Avenir VTC

Après seulement quatre ans d’existence, la filière VTC (Véhicule de Transport avec Chauffeur) est déjà porteuse de bénéfices pour la croissance, l’emploi et la mobilité. Cette activité en forte croissance, qui se concentre pour l’instant à 90 % en Ile-de-France, ne montre aucun signe de ralentissement, que ce soit du côté de l’offre ou de la demande. Bien au contraire, à terme, la filière VTC en France pourrait peser 3,9 milliards d’euros de chiffre d’affaires, créer 80 000 postes de chauffeurs professionnels et générer 1,3 milliards d’euros de recettes fiscales supplémentaires.

Un impact positif sur la création d’emploi

15 % de la création nette d’emploi en France sur les 6 premiers mois de l’année 2016 vient de la filière VTC. Ce chiffre atteindrait 25% en île de france, soit une création nette d’un emploi sur quatre.

En juin 2016, 22 000 personnes exerçaient l’activité de chauffeur privé en Ile-de-France et dans les grandes agglomérations françaises. Environ 65 % de ces chauffeurs seraient des employés d’entreprises capacitaires régies par la LOTI et 35 % seraient titulaires de la carte professionnelle VTC. Or les entreprises capacitaires, avec la bénédiction des applications, ont détourné la loi LOTI et ont embauché des chauffeurs sans qualifications ni expérience du métier de Chauffeur Privé créant de fait, une concurrence déloyale et un dumping des prix. Donc 14300 chauffeurs actuellement sur le marché n’ont pas la carte professionnelle VTC, désormais obligatoire pour exercer.

La fin d’une concurrence déloyale

Devant cet état de fait le député Laurent Grandguillaume a fait passer une loi en décembre 2016, visant à permettre une égalité devant les conditions d’exercice et d’accès à la profession qui doit se faire au bénéfice des chauffeurs et continuer à permettre la croissance de l’offre pour satisfaire la demande. Ainsi, l’examen VTC dont la réussite permettait l’obtention de la carte VTC a été réformé afin de l’aligner sur celui des chauffeurs de taxi sur 5 épreuves et deux qui restent spécifiques à chacune des activités. La professionnalisation étant  au coeur de la réforme Grandguillaume, le niveau de l’examen est ainsi relevé, nécessitant à l’instar des taxis, une formation de qualité. De l’autre côté, cette loi a permis de mettre fin au détournement de la loi LOTI. Par conséquent, tous les chauffeurs ne possédant pas la carte professionnelle VTC ont jusqu’au 31 décembre 2017 pour se mettre en conformité, c’est à dire passer l’examen où demander une équivalence sous réserve de remplir les conditions requises.
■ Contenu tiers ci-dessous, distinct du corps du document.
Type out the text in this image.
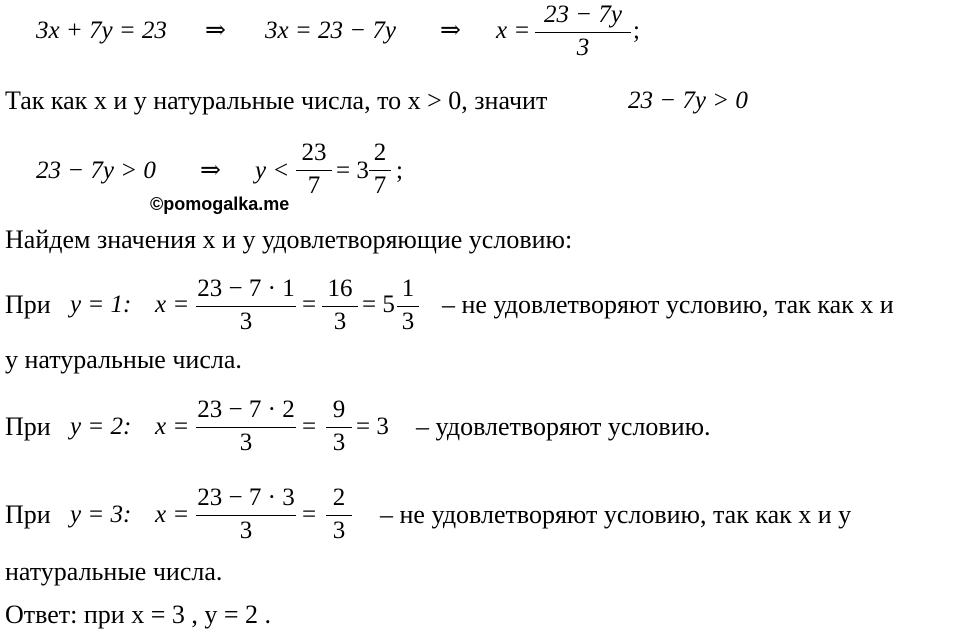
3x + 7y = 23 ⇒ 3x = 23 − 7y ⇒ x =
23 − 7y
3
;
Так как x и y натуральные числа, то x > 0, значит	23 − 7y > 0
23 − 7y > 0 ⇒ y <
23
7
= 3
2
7
;
©pomogalka.me
Найдем значения x и y удовлетворяющие условию:
При y = 1: x =
23 − 7 · 1
3
=
16
3
= 5
1
3
– не удовлетворяют условию, так как x и
y натуральные числа.
При y = 2: x =
23 − 7 · 2
3
=
9
3
= 3 – удовлетворяют условию.
При y = 3: x =
23 − 7 · 3
3
=
2
3
– не удовлетворяют условию, так как x и y
натуральные числа.
Ответ: при x = 3 , y = 2 .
De nouvelles opportunités pour les chauffeurs

Uber à d’ores et déjà annoncé a ses chauffeurs qui ne possèdent pas la carte professionnelle VTC qu’ils seraient déconnectés de la plateforme dès le 1er janvier 2018. Par ailleurs, depuis le 22 mai 2017, Uber exige que tous les nouveaux chauffeurs enregistrés par les capacitaires, c’est à dire sans qualification, apportent la preuve qu’ils sont inscrits à une session d’examen.
Les conditions d’accès à la profession étant régulées de cette façon, il est évident que les 14300 chauffeurs n’auront pas d’ici le 1er janvier 2018 n’auront pas passé l’examen et que plus de la moitié d’entre eux seront déconnectés créant ainsi un manque de chauffeurs que les plateformes devront compenser par une hausse des prix. Ce sont donc les nouveaux chauffeurs, qualifiés, formés et qui auront réussit l’examen qui seront les nouveaux bénéficiaires de cet appel d’air. Car il ne faut pas oublier que l’objectif pour répondre aux besoins du marché du transport public particulier de personnes est de créer 80000* postes de chauffeurs professionnels. Les opportunités restent donc à ce jour et dans un avenir proche très nombreuses.

Une nécessaire amélioration du statut d’indépendant

Cette croissance bénéfique met le doigt sur plusieurs sujets d’attention pour les pouvoirs publics et l’ensemble des parties prenantes dont le besoin d’une meilleure protection des indépendants. Si le sujet n’est pas nouveau et dépasse largement le secteur du transport de personnes, la montée en puissance des plateformes collaboratives conduit à repenser le modèle social et impose des adaptations. Notamment mettre à niveau équivalent le statut des Chauffeurs de taxis et celui des VTC, revoir le Régime Social des Indépendants, ainsi que le niveau d’imposition. Avec l’élection de Macron à la présidentielle, restons alertes sur la mise en oeuvre de ses promesses de campagne en attendant que les syndicats, plateformes numériques et pouvoirs publics réussissent à se mettre d’accords.